NABUCCO, Teatro Nacional de São Carlos, Junho de 2016



José António Miranda, mais uma vez, colabora activamente no blogue com mais este texto que, como sempre, agradecemos.

16/06/2016     Teatro Nacional de São Carlos (Lisboa)
NABUCCO    (Giuseppe Verdi)
Ópera em quatro Actos   (1842)
Libreto: Temistocle Solera, a partir de Nabuchodonosor, de A.Bourgeois e
F.Cornue.
Direção musical: Antonio Pirolli
Encenação: André Heller-Lopes
Cenografia: Renato Theobaldo
Roupas: Marcelo Marques
Luzes: Fabio Retti

Nabucco: Àngel Òdena
Abigaille: Elisabete Matos
Zaccaria: Simon Lim
Fenena: Maria Luísa de Freitas
Ismaele: Carlos Cardoso
Grande Sacerdote: Mário Redondo
Anna: Carla Simões
Sacerdote: André Henriques
Abdallo: Pedro Rodrigues

Orquestra Sinfónica Portuguesa
Coro do Teatro Nacional de São Carlos   Dir: Giovanni Andreoli
Produção: Theatro Municipal do Rio de Janeiro (2011), Recriação TNSC
(2016)


Para um encenador que queira hoje dar-nos a ver esta produção do jovem Verdi abrem-se em princípio duas portas possíveis.

A primeira, a mais fácil de abrir, será contar-nos a história tal e qual, numa perspectiva conservadora e tradicionalista, concebendo portanto mais uma versão literal da narrativa bíblica e assim acrescentando (se para tal tiver engenho) mais um ícone à extensa galeria do folclore que ilustra o mito para consumo popular.
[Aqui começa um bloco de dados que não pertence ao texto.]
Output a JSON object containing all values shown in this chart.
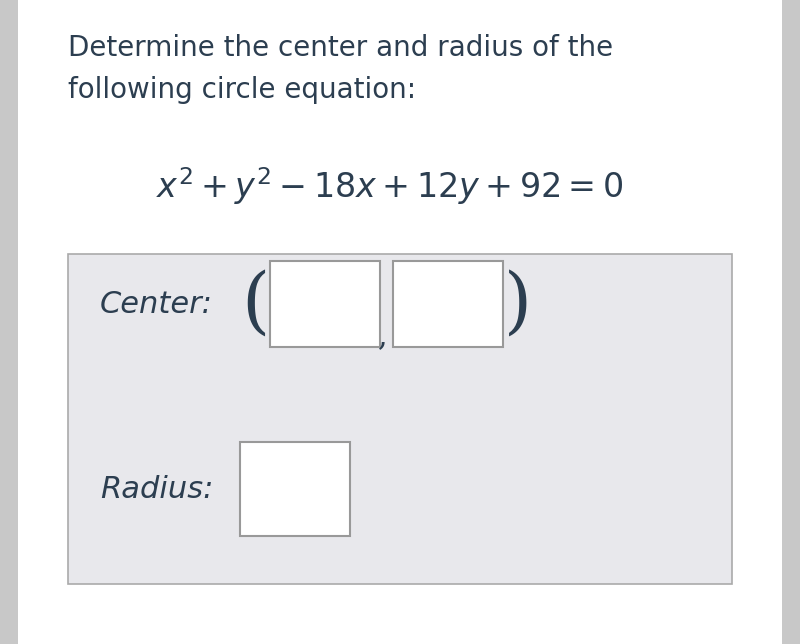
{
  "title_line1": "Determine the center and radius of the",
  "title_line2": "following circle equation:",
  "equation": "$x^2 + y^2 - 18x + 12y + 92 = 0$",
  "center_label": "Center:",
  "radius_label": "Radius:",
  "bg_color": "#ffffff",
  "outer_bg": "#c8c8c8",
  "box_bg": "#e8e8ec",
  "box_border": "#aaaaaa",
  "input_box_color": "#ffffff",
  "input_box_border": "#999999",
  "text_color": "#2c3e50",
  "title_fontsize": 20,
  "eq_fontsize": 24,
  "label_fontsize": 22,
  "paren_fontsize": 52
}
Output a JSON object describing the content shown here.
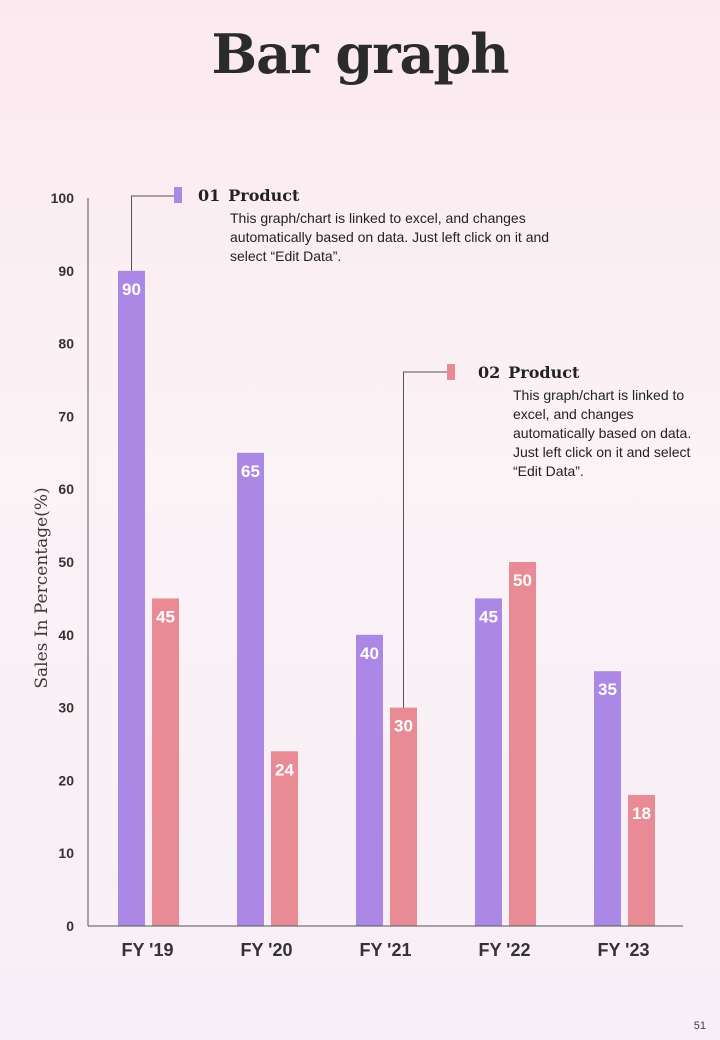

A segunda porta, para cuja abertura se requer um pouco mais de trabalho e alguma ousadia (ou se possível uma centelha de génio), será deslocar de algum modo aquela narrativa para fora dos estritos limites da sua leitura literal, conseguindo desse modo contar-nos uma história cujos referentes, com ou sem transposição temporal, nos sejam familiares hoje.
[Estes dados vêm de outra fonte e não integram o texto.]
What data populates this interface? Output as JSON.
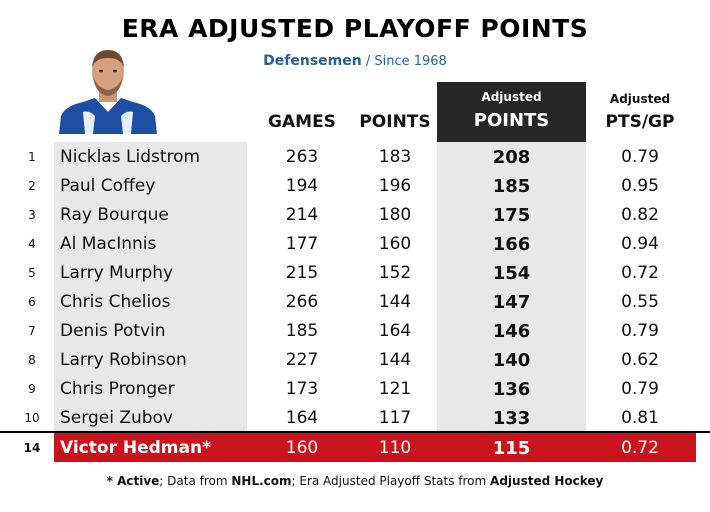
{
  "title": "ERA ADJUSTED PLAYOFF POINTS",
  "subtitle": {
    "main": "Defensemen",
    "sep": " / ",
    "secondary": "Since 1968"
  },
  "colors": {
    "accent_blue": "#2b5f9e",
    "highlight_red": "#c9141e",
    "header_dark": "#262626",
    "band_gray": "#e8e8e8"
  },
  "headers": {
    "games": "GAMES",
    "points": "POINTS",
    "adj_small": "Adjusted",
    "adj_big": "POINTS",
    "pgp_small": "Adjusted",
    "pgp_big": "PTS/GP"
  },
  "footer": {
    "p1": "* Active",
    "p2": "; Data from ",
    "p3": "NHL.com",
    "p4": "; Era Adjusted Playoff Stats from ",
    "p5": "Adjusted Hockey"
  },
  "chart_data": {
    "type": "table",
    "columns": [
      "",
      "",
      "GAMES",
      "POINTS",
      "Adjusted POINTS",
      "Adjusted PTS/GP"
    ],
    "rows": [
      {
        "rank": "1",
        "name": "Nicklas Lidstrom",
        "games": "263",
        "points": "183",
        "adj_points": "208",
        "adj_ptsgp": "0.79"
      },
      {
        "rank": "2",
        "name": "Paul Coffey",
        "games": "194",
        "points": "196",
        "adj_points": "185",
        "adj_ptsgp": "0.95"
      },
      {
        "rank": "3",
        "name": "Ray Bourque",
        "games": "214",
        "points": "180",
        "adj_points": "175",
        "adj_ptsgp": "0.82"
      },
      {
        "rank": "4",
        "name": "Al MacInnis",
        "games": "177",
        "points": "160",
        "adj_points": "166",
        "adj_ptsgp": "0.94"
      },
      {
        "rank": "5",
        "name": "Larry Murphy",
        "games": "215",
        "points": "152",
        "adj_points": "154",
        "adj_ptsgp": "0.72"
      },
      {
        "rank": "6",
        "name": "Chris Chelios",
        "games": "266",
        "points": "144",
        "adj_points": "147",
        "adj_ptsgp": "0.55"
      },
      {
        "rank": "7",
        "name": "Denis Potvin",
        "games": "185",
        "points": "164",
        "adj_points": "146",
        "adj_ptsgp": "0.79"
      },
      {
        "rank": "8",
        "name": "Larry Robinson",
        "games": "227",
        "points": "144",
        "adj_points": "140",
        "adj_ptsgp": "0.62"
      },
      {
        "rank": "9",
        "name": "Chris Pronger",
        "games": "173",
        "points": "121",
        "adj_points": "136",
        "adj_ptsgp": "0.79"
      },
      {
        "rank": "10",
        "name": "Sergei Zubov",
        "games": "164",
        "points": "117",
        "adj_points": "133",
        "adj_ptsgp": "0.81"
      }
    ],
    "highlight_row": {
      "rank": "14",
      "name": "Victor Hedman*",
      "games": "160",
      "points": "110",
      "adj_points": "115",
      "adj_ptsgp": "0.72"
    }
  }
}
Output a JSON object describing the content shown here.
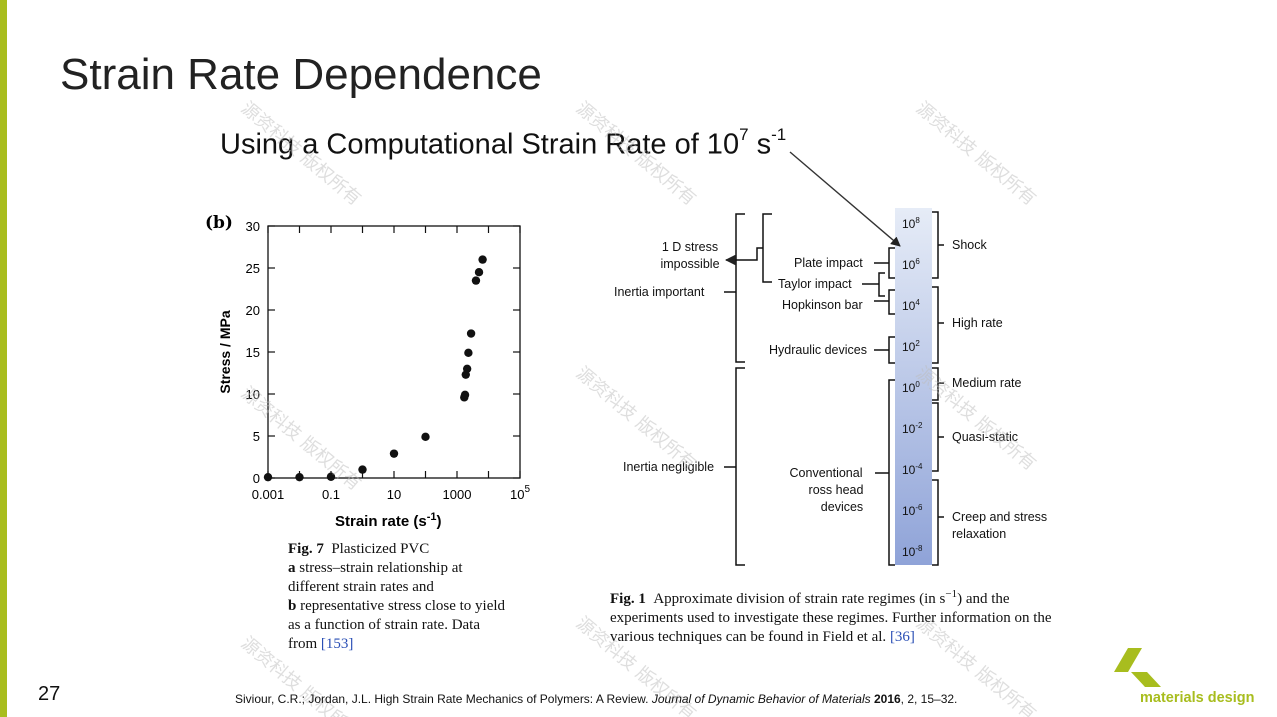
{
  "colors": {
    "accent": "#a8bd1e",
    "blue_light": "#dde5f4",
    "blue_dark": "#8fa3d8"
  },
  "slide": {
    "title": "Strain Rate Dependence",
    "subtitle_text": "Using a Computational Strain Rate of 10",
    "subtitle_exp": "7",
    "subtitle_unit": " s",
    "subtitle_unit_exp": "-1",
    "page_number": "27"
  },
  "figure7": {
    "panel_label": "(b)",
    "caption": {
      "label": "Fig. 7",
      "title": "Plasticized PVC",
      "line_a_letter": "a",
      "line_a": "stress–strain relationship at different strain rates and",
      "line_b_letter": "b",
      "line_b": "representative stress close to yield as a function of strain rate. Data from",
      "ref": "[153]"
    }
  },
  "chart_data": {
    "type": "scatter",
    "title": "",
    "xlabel": "Strain rate (s",
    "xlabel_exp": "-1",
    "xlabel_close": ")",
    "ylabel": "Stress / MPa",
    "x_scale": "log",
    "xlim": [
      0.001,
      100000
    ],
    "ylim": [
      0,
      30
    ],
    "x_ticks": [
      {
        "value": 0.001,
        "label": "0.001"
      },
      {
        "value": 0.1,
        "label": "0.1"
      },
      {
        "value": 10,
        "label": "10"
      },
      {
        "value": 1000,
        "label": "1000"
      },
      {
        "value": 100000,
        "label": "10",
        "exp": "5"
      }
    ],
    "y_ticks": [
      0,
      5,
      10,
      15,
      20,
      25,
      30
    ],
    "points": [
      {
        "x": 0.001,
        "y": 0.1
      },
      {
        "x": 0.01,
        "y": 0.1
      },
      {
        "x": 0.1,
        "y": 0.15
      },
      {
        "x": 1,
        "y": 1.0
      },
      {
        "x": 10,
        "y": 2.9
      },
      {
        "x": 100,
        "y": 4.9
      },
      {
        "x": 1700,
        "y": 9.6
      },
      {
        "x": 1800,
        "y": 9.9
      },
      {
        "x": 1900,
        "y": 12.3
      },
      {
        "x": 2100,
        "y": 13.0
      },
      {
        "x": 2300,
        "y": 14.9
      },
      {
        "x": 2800,
        "y": 17.2
      },
      {
        "x": 4000,
        "y": 23.5
      },
      {
        "x": 5000,
        "y": 24.5
      },
      {
        "x": 6500,
        "y": 26.0
      }
    ]
  },
  "figure1": {
    "scale": [
      {
        "base": "10",
        "exp": "8"
      },
      {
        "base": "10",
        "exp": "6"
      },
      {
        "base": "10",
        "exp": "4"
      },
      {
        "base": "10",
        "exp": "2"
      },
      {
        "base": "10",
        "exp": "0"
      },
      {
        "base": "10",
        "exp": "-2"
      },
      {
        "base": "10",
        "exp": "-4"
      },
      {
        "base": "10",
        "exp": "-6"
      },
      {
        "base": "10",
        "exp": "-8"
      }
    ],
    "regimes": [
      "Shock",
      "High rate",
      "Medium rate",
      "Quasi-static",
      "Creep and stress",
      "relaxation"
    ],
    "techniques": [
      "Plate impact",
      "Taylor impact",
      "Hopkinson bar",
      "Hydraulic devices",
      "Conventional",
      "ross head",
      "devices"
    ],
    "inertia": [
      "1 D stress",
      "impossible",
      "Inertia important",
      "Inertia negligible"
    ],
    "caption": {
      "label": "Fig. 1",
      "text_1": "Approximate division of strain rate regimes (in s",
      "text_exp": "−1",
      "text_2": ") and the experiments used to investigate these regimes. Further information on the various techniques can be found in Field et al.",
      "ref": "[36]"
    }
  },
  "reference": {
    "authors": "Siviour, C.R.; Jordan, J.L. High Strain Rate Mechanics of Polymers: A Review.",
    "journal": "Journal of Dynamic Behavior of Materials",
    "year": "2016",
    "rest": ", 2, 15–32."
  },
  "logo": {
    "text": "materials design"
  },
  "watermark": {
    "text": "源资科技 版权所有"
  }
}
No caso presente, em que o libreto de Solera nos conta uma complexa história de conflitos entre sírios e hebreus, com violentas guerras nos territórios da Palestina, da Síria e do Iraque, cruéis deslocações de refugiados em confrontos de religiões sectárias e antagónicas, com o habitual cortejo de intolerância e de crueldade, de massacres e escravatura, de imolações, martírios e santificações prometidas em paraísos a conquistar, parece óbvio que a opção por referentes
familiares aos nossos dias estaria facilitada. Nada de mais vulgar nos dias de hoje...

Em qualquer dos casos o trabalho de encenação consistiria em tornar operacional a narrativa, ou seja, contar-nos a história com a fluência mínima necessária para nos levar atrás dela com maior ou menor encantamento e reflexão.

Esse trabalho mínimo não foi porém conseguido desta vez no palco do Teatro Sâo Carlos

O que vimos não foi a narração textual de uma aventura bíblica recheada de instrutivas peripécias compondo o mito para consumo recreativo popular.

Também não nos foi apresentada nenhuma narrativa pedagógica, que por extracção da aventura bíblica nos fizesse de algum modo reflectir sobre a sua contingência e intemporalidade.

De facto o que o encenador nos propôs no palco do São Carlos não foi nem um peplum nem um filme de arte e ensaio, mas apenas um conjunto de cromos, como imagens de Épinal, vagarosamente apresentados como num velho diaporama em três dimensões para nosso inocente saborear.

E o público do teatro, perdida de há longa data a convivência regular com as dinâmicas próprias da narrativa dramática, contentou-se com a proposta e reagiu em consonância. Um exemplo flagrante desse padrão
reactivo foram os aplausos intempestivos irrompendo por cima dos últimos compassos do coral mais emblemático da obra, Va pensiero.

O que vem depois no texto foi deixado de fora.